Por su parte, en el MCCA el libre comercio está en vigor desde mediados de los
noventa, aunque cada uno de los países integrantes mantiene un número de salvaguardias y
restricciones en el comercio recíproco. Igualmente los miembros de la CARICOM habían
logrado liberalizar la mayor parte del comercio intra-regional a esa fecha.
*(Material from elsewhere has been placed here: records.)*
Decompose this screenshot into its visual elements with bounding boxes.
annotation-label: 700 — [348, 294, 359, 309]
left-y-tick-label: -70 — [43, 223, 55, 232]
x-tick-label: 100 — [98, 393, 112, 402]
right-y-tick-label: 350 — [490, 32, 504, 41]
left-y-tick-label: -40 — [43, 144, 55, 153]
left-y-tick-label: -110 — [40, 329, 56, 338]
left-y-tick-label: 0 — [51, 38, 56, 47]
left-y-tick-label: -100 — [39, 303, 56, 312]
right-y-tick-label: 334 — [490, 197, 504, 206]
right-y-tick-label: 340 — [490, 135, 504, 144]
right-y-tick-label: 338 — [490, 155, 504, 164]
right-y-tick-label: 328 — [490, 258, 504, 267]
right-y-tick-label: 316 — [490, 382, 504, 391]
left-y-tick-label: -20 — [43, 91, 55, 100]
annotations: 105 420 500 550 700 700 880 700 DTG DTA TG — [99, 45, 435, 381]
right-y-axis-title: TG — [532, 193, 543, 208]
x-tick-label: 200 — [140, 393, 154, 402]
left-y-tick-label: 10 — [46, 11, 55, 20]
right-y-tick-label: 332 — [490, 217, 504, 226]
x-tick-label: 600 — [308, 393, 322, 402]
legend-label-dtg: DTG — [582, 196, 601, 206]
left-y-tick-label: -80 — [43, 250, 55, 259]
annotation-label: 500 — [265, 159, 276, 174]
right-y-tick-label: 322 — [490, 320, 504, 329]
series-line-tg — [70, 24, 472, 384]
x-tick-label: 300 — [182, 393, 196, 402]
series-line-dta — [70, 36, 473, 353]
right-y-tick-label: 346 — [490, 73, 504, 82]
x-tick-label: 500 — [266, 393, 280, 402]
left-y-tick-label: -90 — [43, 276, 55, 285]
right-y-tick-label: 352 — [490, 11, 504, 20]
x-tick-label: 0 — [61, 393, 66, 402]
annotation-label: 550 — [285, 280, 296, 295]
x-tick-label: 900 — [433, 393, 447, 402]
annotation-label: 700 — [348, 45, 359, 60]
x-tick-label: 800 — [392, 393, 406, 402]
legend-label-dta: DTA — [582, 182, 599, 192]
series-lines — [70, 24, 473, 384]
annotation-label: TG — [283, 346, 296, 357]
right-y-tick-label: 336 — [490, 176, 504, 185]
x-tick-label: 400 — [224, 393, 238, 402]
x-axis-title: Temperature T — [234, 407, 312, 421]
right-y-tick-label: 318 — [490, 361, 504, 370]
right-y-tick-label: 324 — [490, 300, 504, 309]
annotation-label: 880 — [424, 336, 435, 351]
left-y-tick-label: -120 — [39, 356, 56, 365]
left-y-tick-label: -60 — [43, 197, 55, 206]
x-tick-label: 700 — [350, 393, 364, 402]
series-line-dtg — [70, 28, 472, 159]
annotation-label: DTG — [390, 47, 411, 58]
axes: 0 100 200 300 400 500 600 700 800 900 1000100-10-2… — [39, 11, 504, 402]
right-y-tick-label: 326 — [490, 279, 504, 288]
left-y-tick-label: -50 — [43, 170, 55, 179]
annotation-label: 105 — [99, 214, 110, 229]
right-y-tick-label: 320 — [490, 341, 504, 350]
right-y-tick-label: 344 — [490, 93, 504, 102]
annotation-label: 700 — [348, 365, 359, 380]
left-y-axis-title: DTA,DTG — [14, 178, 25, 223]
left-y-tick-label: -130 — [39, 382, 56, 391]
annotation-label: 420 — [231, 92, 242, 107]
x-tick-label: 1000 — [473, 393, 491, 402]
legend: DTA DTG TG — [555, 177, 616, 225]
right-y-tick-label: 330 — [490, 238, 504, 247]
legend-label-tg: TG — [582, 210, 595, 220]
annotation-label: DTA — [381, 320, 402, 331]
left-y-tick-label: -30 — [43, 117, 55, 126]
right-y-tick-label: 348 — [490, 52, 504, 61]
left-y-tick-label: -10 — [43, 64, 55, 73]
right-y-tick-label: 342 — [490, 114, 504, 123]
En la segunda
mitad del decenio pasado estos dos esquemas sub-regionales acordaron sendos programas
para rebajar y racionalizar sus respectivos aranceles externos comunes, pero hasta ahora
dichos acuerdos no han sido plenamente instrumentados en lo que atañe a los productos
más sensibles.
Negociaciones que vienen realizándose desde mediados del decenio pasado para
que CAN y MERCOSUR converjan hacia un área de libre comercio, y quizás un mercado
común sudamericano, han avanzado a un ritmo lento. La celebración de las dos cumbres de
jefes de estado de Sudamérica han dado impulso político a este proceso de acercamiento y
los países participantes han reiterado su compromiso de llevarlo a su culminación.
Simultáneamente, ha habido un número importante de acuerdos parciales, casi todos
de corte bilateral, a los que se ha calificado de “nueva generación”. Esta denominación se
debe a que se caracterizan por tener metas exigentes en cuanto a liberalización del comercio
de bienes y a la incorporación de compromisos en áreas complementarias, como servicios y
promoción de inversiones. En parte estos acuerdos fueron promovidos por los nuevos
compromisos y temas contenidos en el Tratado de Libre Comercio de América del Norte
(TLCAN) y se han materializado, en particular, en los tratados bilaterales y plurilaterales
que tienen a México como principal actor.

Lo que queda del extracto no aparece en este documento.